C'est sur ces quatre obligations que repose l'action menée par la Fondation pour l'intégration républicaine. Nous nous y employons depuis plusieurs mois, avec des outils simples mais efficaces comme le concours « Mémoire des migrations » qui propose aux jeunes de seize à vingt-cinq ans de raconter comme bon leur semble le parcours migratoire de leur famille.

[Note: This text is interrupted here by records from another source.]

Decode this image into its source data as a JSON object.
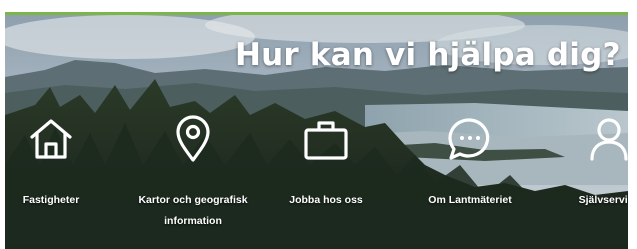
{
  "hero": {
    "headline": "Hur kan vi hjälpa dig?"
  },
  "nav": {
    "items": [
      {
        "label": "Fastigheter",
        "icon": "house-icon"
      },
      {
        "label": "Kartor och geografisk information",
        "icon": "map-pin-icon"
      },
      {
        "label": "Jobba hos oss",
        "icon": "briefcase-icon"
      },
      {
        "label": "Om Lantmäteriet",
        "icon": "chat-bubble-icon"
      },
      {
        "label": "Självservice",
        "icon": "user-icon"
      }
    ]
  },
  "colors": {
    "accent_bar": "#7ab648",
    "text": "#ffffff"
  }
}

Ce travail sur la mémoire est indispensable : il valorise au lieu d'exclure, tant il est vrai qu'une intégration réussie est celle qui allie la mémoire du lieu d'où l'on vient avec la mémoire du lieu où l'on vit. Si la culture et les valeurs du pays d'accueil sont mal comprises et ne font pas l'objet d'une appropriation, l'adaptation et l'intégration ne se font pas. Si la culture d'origine est dévalorisée, mal assumée, l'identité reste floue. Dans cette déchirure peuvent alors se glisser une violence tournée vers l'autre ou contre soi-même, un repli sur des repères simplistes.

La France est multiple et métissée. C'est ce qui fait sa richesse et son rayonnement. Son modèle d'intégration est une réussite. Dans ces moments difficiles de crise économique où la peur de l'étranger ou tout simplement de la différence pousse au repli sur soi, l'intégration est devenue un ardent devoir de l'Etat. Cette intégration ne peut se faire que sur les valeurs de la République : les droits des uns ne peuvent exister sans les devoirs des autres. L'intégration que nous proposons se veut positive, mobilisatrice car elle est le ciment de la cohésion sociale.

Rejeter, montrer du doigt, s'enfermer dans son clan, voilà ce qui guetterait chacun d'entre nous si nous n'avions pas le courage de ce sursaut et de cette ouverture d'esprit qui font les peuples forts.